Quote from: SetToStun on September 09, 2011, 11:00:28 AM
Yep: "Faster - the accelleration of just about everything". Brilliant book, that. As you say, he wasn't able to accurately predict the specific devices that would come to the fore by now, but he's spot on about the trends and where we're all going.
Oh aye, he's great and the book's worth reading as it's full of plenty of interesting stuff.

easytarget

Quote from: small_world on September 08, 2011, 10:45:44 PM
I never take my good phone out for this reason

Get you, with your multiple phones :)

facebook updates have made it really hard for me to send emails to friends who I don't see very much: Hey I saw this band/watched this film/went to this place/etc. - oh, yeah, already I mentioned that on facebook...
Similarly they've killed small talk with friends I do see regularly, we already know "what you did last weekend."

Saucer51

I do wonder if things carry on the way they are, if our accepted written language will evolve and change much quicker than it traditionally has. Will text spelling one day be an accepted kind of formal English?

Ginyard

It will be reduced to the most economical of sentences. Eventually there will be just one word that says everything we need to say. Films will be a series of shots so snappy and quick that we can process the entire thing in 10 seconds. Books will be summarised in a picture and music will have long since died. We'll be bored so quickly we wont be able to function after that so will hang ourselves at birth.

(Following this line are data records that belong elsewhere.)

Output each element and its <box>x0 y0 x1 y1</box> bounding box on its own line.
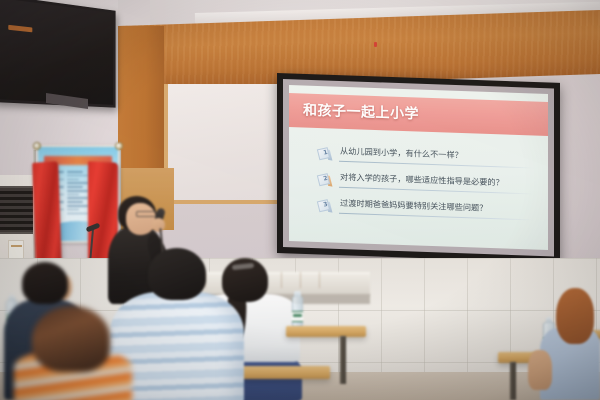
bottle-cap <box>546 317 553 323</box>
desk-leg <box>510 362 516 400</box>
audience-head <box>22 262 68 304</box>
numbered-cube-icon: 1 <box>317 145 332 161</box>
slide-title: 和孩子一起上小学 <box>303 99 419 123</box>
slide-bullet-underline <box>339 213 534 221</box>
slide-bullet-text: 过渡时期爸爸妈妈要特别关注哪些问题？ <box>340 197 487 214</box>
notice-heading-bar <box>11 245 22 247</box>
bottle-cap <box>9 295 16 301</box>
presenter-hand <box>152 218 165 232</box>
poster-mount-knob-left <box>33 142 41 150</box>
poster-mount-knob-right <box>115 142 123 150</box>
bottle-label <box>292 311 303 322</box>
water-bottle-2 <box>292 296 303 329</box>
slide-bullet-text: 从幼儿园到小学，有什么不一样？ <box>340 145 463 161</box>
numbered-cube-icon: 2 <box>317 171 332 187</box>
wall-marker-dot <box>374 42 377 47</box>
slide-bullet-list: 1 从幼儿园到小学，有什么不一样？ 2 对将入学的孩子，哪些适应性指导是必要的？ <box>317 140 538 226</box>
wood-panel-column <box>118 26 164 171</box>
audience-head <box>148 248 206 300</box>
numbered-cube-icon: 3 <box>317 197 332 213</box>
presentation-slide: 和孩子一起上小学 1 从幼儿园到小学，有什么不一样？ 2 对将入学的孩子，哪些适… <box>289 85 548 250</box>
flag-left <box>32 161 62 268</box>
audience-hair <box>556 288 594 344</box>
poster-column <box>67 171 88 223</box>
desk-leg <box>340 336 346 384</box>
presenter-face <box>126 203 156 235</box>
television-logo <box>8 25 32 33</box>
bottle-cap <box>294 291 300 297</box>
audience-hair <box>32 306 110 372</box>
desk-center <box>286 326 366 337</box>
audience-arm <box>528 350 552 390</box>
eyeglasses-icon <box>136 211 157 217</box>
whiteboard <box>164 84 284 204</box>
slide-bullet-text: 对将入学的孩子，哪些适应性指导是必要的？ <box>340 171 504 189</box>
photograph-classroom-presentation: 和孩子一起上小学 1 从幼儿园到小学，有什么不一样？ 2 对将入学的孩子，哪些适… <box>0 0 600 400</box>
corner-television <box>0 0 116 108</box>
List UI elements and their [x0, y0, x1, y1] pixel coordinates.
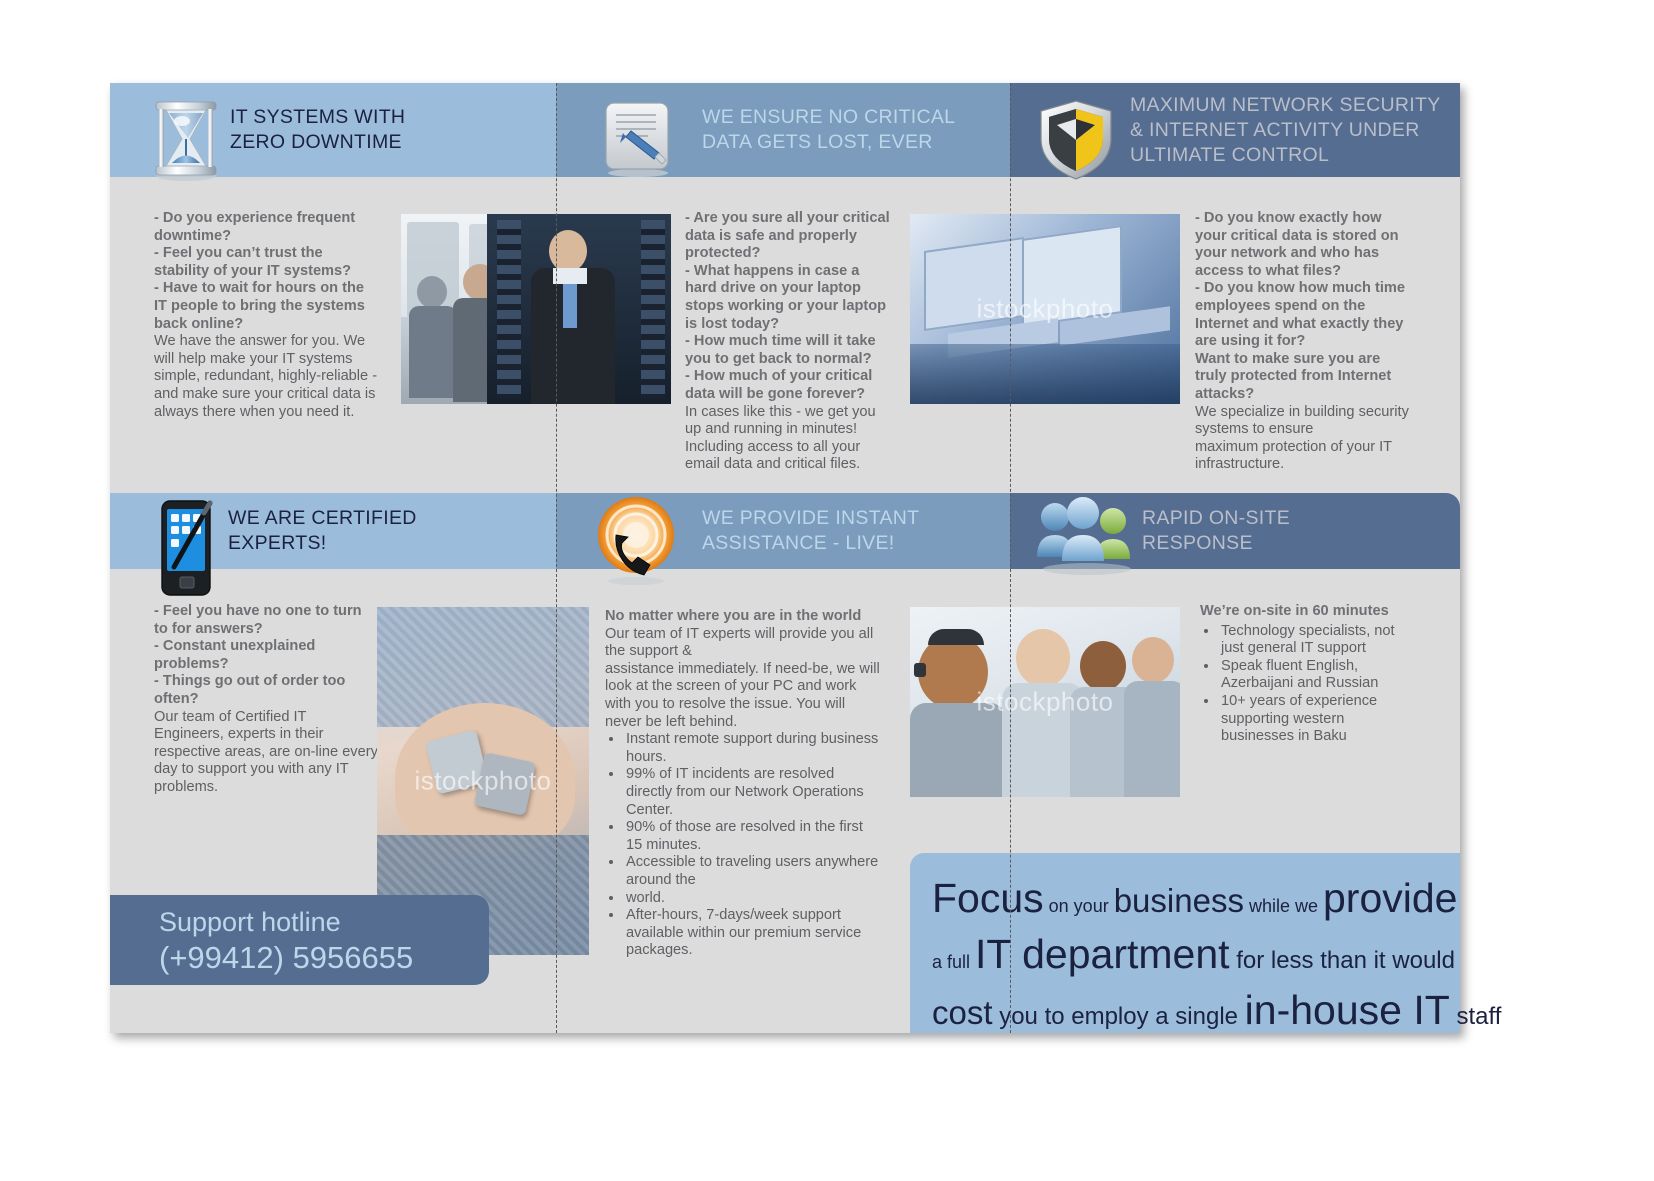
- question-item: - Do you know exactly how your critical …: [1195, 210, 1410, 280]
- tagline-word: Focus: [932, 875, 1044, 921]
- list-item: 99% of IT incidents are resolved directl…: [624, 766, 880, 819]
- tagline-panel: Focus on your business while we provide …: [910, 853, 1460, 1033]
- tagline-word: IT department: [975, 931, 1230, 977]
- question-item: Want to make sure you are truly protecte…: [1195, 351, 1410, 404]
- list-item: 90% of those are resolved in the first 1…: [624, 819, 880, 854]
- list-item: Technology specialists, not just general…: [1219, 623, 1415, 658]
- question-item: - How much of your critical data will be…: [685, 368, 890, 403]
- tagline-word: in-house IT: [1245, 987, 1450, 1033]
- lead-text: We’re on-site in 60 minutes: [1200, 603, 1415, 621]
- panel-header-certified-experts: WE ARE CERTIFIED EXPERTS!: [110, 493, 556, 569]
- question-item: - Do you know how much time employees sp…: [1195, 280, 1410, 350]
- body-paragraph: Our team of IT experts will provide you …: [605, 626, 880, 661]
- panel-header-rapid-onsite: RAPID ON-SITE RESPONSE: [1010, 493, 1460, 569]
- panel-header-network-security: MAXIMUM NETWORK SECURITY & INTERNET ACTI…: [1010, 83, 1460, 177]
- panel-text-instant-assistance: No matter where you are in the world Our…: [605, 608, 880, 960]
- list-item: After-hours, 7-days/week support availab…: [624, 907, 880, 960]
- panel-header-no-data-lost: WE ENSURE NO CRITICAL DATA GETS LOST, EV…: [556, 83, 1010, 177]
- list-item: Speak fluent English, Azerbaijani and Ru…: [1219, 658, 1415, 693]
- tagline-word: cost: [932, 994, 993, 1031]
- question-item: - Feel you have no one to turn to for an…: [154, 603, 379, 638]
- hotline-label-bold: hotline: [261, 907, 341, 937]
- lead-text: No matter where you are in the world: [605, 608, 880, 626]
- panel-title-rapid-onsite: RAPID ON-SITE RESPONSE: [1142, 506, 1290, 556]
- hotline-label: Support hotline: [159, 905, 489, 939]
- panel-text-certified-experts: - Feel you have no one to turn to for an…: [154, 603, 379, 797]
- tagline-word: business: [1114, 882, 1244, 919]
- body-paragraph: In cases like this - we get you up and r…: [685, 404, 890, 474]
- list-item: Instant remote support during business h…: [624, 731, 880, 766]
- photo-watermark: istockphoto: [910, 294, 1180, 325]
- tagline-word: staff: [1450, 1003, 1502, 1030]
- list-item: world.: [624, 890, 880, 908]
- panel-text-rapid-onsite: We’re on-site in 60 minutes Technology s…: [1200, 603, 1415, 746]
- panel-text-no-data-lost: - Are you sure all your critical data is…: [685, 210, 890, 474]
- panel-title-instant-assistance: WE PROVIDE INSTANT ASSISTANCE - LIVE!: [702, 506, 919, 556]
- tagline-word: provide: [1323, 875, 1457, 921]
- tagline-word: a full: [932, 952, 975, 972]
- brochure-page: IT SYSTEMS WITH ZERO DOWNTIME WE ENSURE …: [110, 83, 1460, 1033]
- onsite-bullet-list: Technology specialists, not just general…: [1200, 623, 1415, 746]
- photo-call-center: istockphoto: [910, 607, 1180, 797]
- photo-watermark: istockphoto: [910, 687, 1180, 718]
- question-item: - Do you experience frequent downtime?: [154, 210, 379, 245]
- list-item: Accessible to traveling users anywhere a…: [624, 854, 880, 889]
- question-item: - Are you sure all your critical data is…: [685, 210, 890, 263]
- panel-title-certified-experts: WE ARE CERTIFIED EXPERTS!: [228, 506, 417, 556]
- photo-computer-lab: istockphoto: [910, 214, 1180, 404]
- panel-text-zero-downtime: - Do you experience frequent downtime? -…: [154, 210, 379, 421]
- photo-businessman: [487, 214, 671, 404]
- panel-title-zero-downtime: IT SYSTEMS WITH ZERO DOWNTIME: [230, 105, 405, 155]
- body-paragraph: Our team of Certified IT Engineers, expe…: [154, 709, 379, 797]
- panel-title-network-security: MAXIMUM NETWORK SECURITY & INTERNET ACTI…: [1130, 93, 1441, 168]
- hotline-label-prefix: Support: [159, 907, 261, 937]
- body-paragraph: We have the answer for you. We will help…: [154, 333, 379, 421]
- list-item: 10+ years of experience supporting weste…: [1219, 693, 1415, 746]
- tagline-word: for less than it would: [1230, 947, 1455, 974]
- panel-header-instant-assistance: WE PROVIDE INSTANT ASSISTANCE - LIVE!: [556, 493, 1010, 569]
- photo-watermark: istockphoto: [377, 766, 589, 797]
- tagline-word: on your: [1044, 896, 1114, 916]
- tagline-row-3: cost you to employ a single in-house IT …: [932, 987, 1442, 1043]
- question-item: - How much time will it take you to get …: [685, 333, 890, 368]
- body-paragraph: assistance immediately. If need-be, we w…: [605, 661, 880, 731]
- tagline-word: while we: [1244, 896, 1323, 916]
- tagline-row-2: a full IT department for less than it wo…: [932, 931, 1442, 987]
- support-hotline-panel: Support hotline (+99412) 5956655: [110, 895, 489, 985]
- question-item: - Things go out of order too often?: [154, 673, 379, 708]
- panel-text-network-security: - Do you know exactly how your critical …: [1195, 210, 1410, 474]
- question-item: - What happens in case a hard drive on y…: [685, 263, 890, 333]
- question-item: - Constant unexplained problems?: [154, 638, 379, 673]
- body-paragraph: We specialize in building security syste…: [1195, 404, 1410, 439]
- hotline-number: (+99412) 5956655: [159, 939, 489, 977]
- question-item: - Have to wait for hours on the IT peopl…: [154, 280, 379, 333]
- tagline-word: you to employ a single: [993, 1003, 1245, 1030]
- body-paragraph: maximum protection of your IT infrastruc…: [1195, 439, 1410, 474]
- panel-title-no-data-lost: WE ENSURE NO CRITICAL DATA GETS LOST, EV…: [702, 105, 955, 155]
- question-item: - Feel you can’t trust the stability of …: [154, 245, 379, 280]
- panel-header-zero-downtime: IT SYSTEMS WITH ZERO DOWNTIME: [110, 83, 556, 177]
- assistance-bullet-list: Instant remote support during business h…: [605, 731, 880, 960]
- tagline-row-1: Focus on your business while we provide: [932, 875, 1442, 931]
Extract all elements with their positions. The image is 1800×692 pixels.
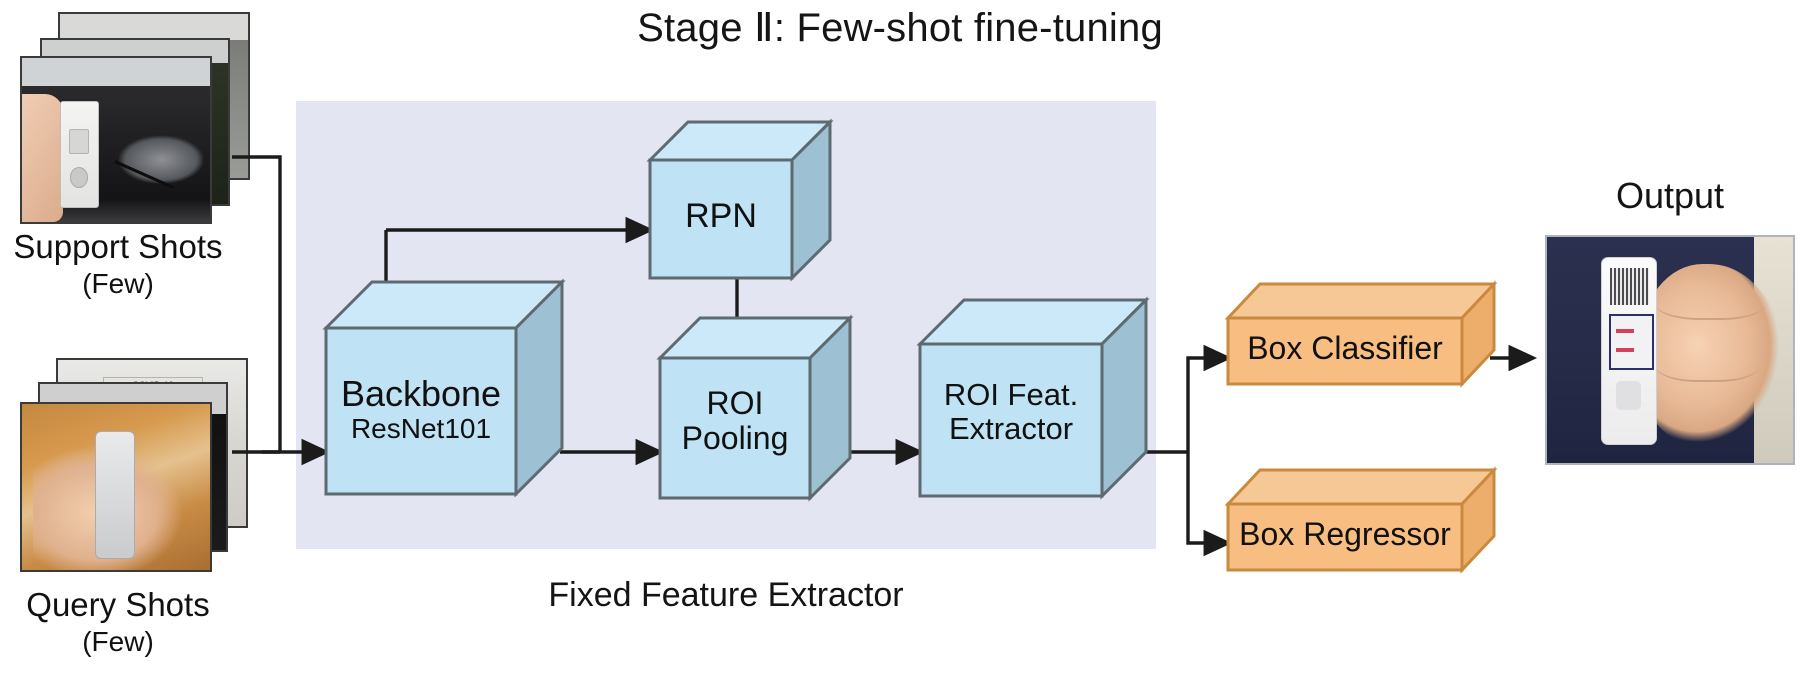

You heard it here first, folks.

Neomod

Oh my God. I'm back. I'm home. All the time, it was... We finally really did it.
You Maniacs! You reduced it to nothing! Rr, dam U! God dam u all 2 hell!

small_world

Quote from: Saucer51 on September 11, 2011, 09:58:20 AM
I do wonder if things carry on the way they are, if our accepted written language will evolve and change much quicker than it traditionally has. Will text spelling one day be an accepted kind of formal English?
I've think it'll be the opposite.
Mobiles now, like androids and iphones, use predictive text. So you'll enter a few letters and it'll choose the word.
I don't know what effect that'll have in the long term, but I've noticed a huge improvement in spelling from my friends.

This kind of thing thought is a weird sides effective.

I think this new era of predictive keyboards will result in more smileys with noses.